Ella de pronto comprendió lo que acababa de decir. Se ruborizó bastante y sacudió las manos en frente de él mientras tartamudeaba tratando de decir que se trataba de un error de su parte. Que él no era una cosa... ¿O quizás sí? ¿O no? ¿Qué era él en realidad?
Al ver la reacción que había tomado, solo se echó a reír.
—No te preocupes. Te perdono por decir que yo era una cosa. —ella dejó de tartamudear y lo miró con timidez—. Mi nombre es Charles. Mucho gusto, Samanta —dijo inclinándose hacia ella y dándole un beso en el reverso de su mano.
—Eres muy lindo —dijo cuando él se incorporó—. ¿Por qué no puedes existir?
Él volvió a fruncir el ceño.
—Quiero decir... En mi mundo. Porque claro que existes aquí, si no, no estarías... Bueno, tú me entiendes.
Él sonrió. Le estaba gustando ponerla nerviosa.
—Tú eres la única que puede salir de aquí. Yo no puedo acompañarte.
— ¿Por qué no?
Charles sacudió la cabeza.
—Lo siento. Pero yo vivo aquí. No hay manera de que yo salga pero tú por otra parte... —hizo aparecer una puerta en donde estaba su cara tallada en madera... Pero durmiendo—... Puedes cruzar esa puerta.
Ella miró la puerta detenidamente. Nunca la había cruzado... No que recordara.
—No recuerdas haberla cruzado... Porque la cruzas con los ojos cerrados. La puerta te envuelve.
Samanta se alejó lo máximo posible de aquella puerta horrible. No quería regresar a su mundo; no quería regresar con esa asquerosa de Mercy. Le haría falta a Sonia, quizás, pero ella lograría conseguirse otra mejor amiga.
De pronto sintió que unos brazos la envolvían en una calidez tranquilizadora. Se aferró a ellos como si se tratasen de una ilusión que podría terminarse en cualquier segundo.
—No está bien que quieras abandonar a los que quieres solo porque un mínimo grupo de personas te dicen que te desprecian.
Samanta lloró. Lloró como no lo había hecho en mucho tiempo. Charles la tranquilizó, siseando. En ese momento, las lágrimas de Samanta se borraron y en su lugar aparecieron unos corazones en sus mejillas, los cuales eran de un color rojo intenso.
—No te preocupes —dijo Charles al soltarla—. Esos corazones no significan nada malo.

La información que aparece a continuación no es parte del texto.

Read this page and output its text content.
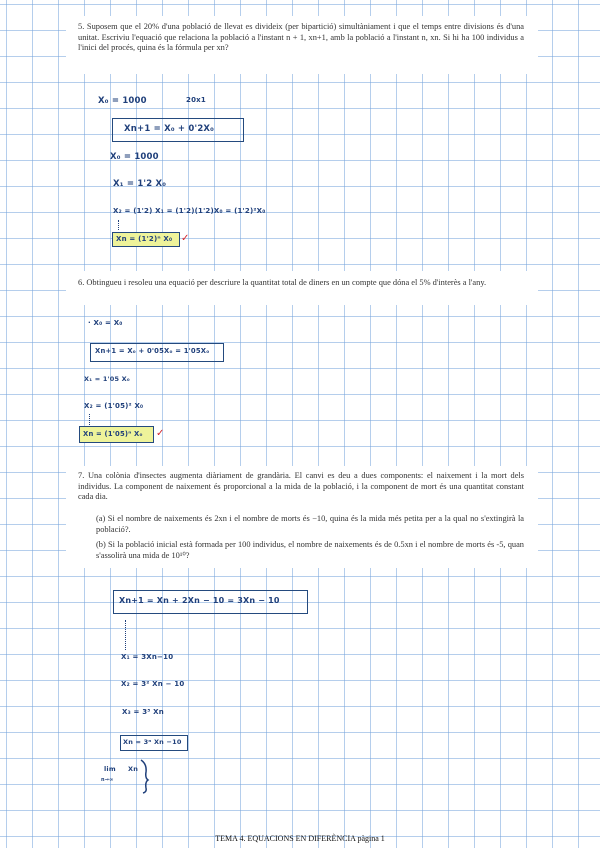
5. Suposem que el 20% d'una població de llevat es divideix (per bipartició) simultàniament i que el temps entre divisions és d'una unitat. Escriviu l'equació que relaciona la població a l'instant n + 1, xn+1, amb la població a l'instant n, xn. Si hi ha 100 individus a l'inici del procés, quina és la fórmula per xn?
X₀ = 1000	20x1
Xn+1 = X₀ + 0'2X₀
X₀ = 1000
X₁ = 1'2 X₀
X₂ = (1'2) X₁ = (1'2)(1'2)X₀ = (1'2)²X₀
Xn = (1'2)ⁿ X₀ ✓
6. Obtingueu i resoleu una equació per descriure la quantitat total de diners en un compte que dóna el 5% d'interès a l'any.
· X₀ = X₀
Xn+1 = X₀ + 0'05X₀ = 1'05X₀
X₁ = 1'05 X₀
X₂ = (1'05)² X₀
Xn = (1'05)ⁿ X₀ ✓
7. Una colònia d'insectes augmenta diàriament de grandària. El canvi es deu a dues components: el naixement i la mort dels individus. La component de naixement és proporcional a la mida de la població, i la component de mort és una quantitat constant cada dia.
(a) Si el nombre de naixements és 2xn i el nombre de morts és −10, quina és la mida més petita per a la qual no s'extingirà la població?.
(b) Si la població inicial està formada per 100 individus, el nombre de naixements és de 0.5xn i el nombre de morts és -5, quan s'assolirà una mida de 10¹⁰?
Xn+1 = Xn + 2Xn − 10 = 3Xn − 10
X₁ = 3Xn−10
X₂ = 3² Xn − 10
X₃ = 3³ Xn
Xn = 3ⁿ Xn −10
lim
n→∞
Xn
TEMA 4. EQUACIONS EN DIFERÈNCIA pàgina 1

Un espejo apareció delante de ella para que Samanta pudiera ver las formas en sus mejillas. Se quedó asombrada al verlas. Y sonrió cuando Charles le dijo que se le veían muy bonitas.
—Y es que tú eres hermosa —añadió, desapareciendo el espejo—. No le quites al mundo la gracia de verte brillar solo porque unas personas quieren impedir que lo hagas.
Los ojos de Samanta se llenaron de lágrimas poco a poco. Él suspiró y pasó una mano por sus mejillas quitándole los corazones que tenían, los cuales se habían tornado de color azul. Ella sonrió y se limpió las lágrimas.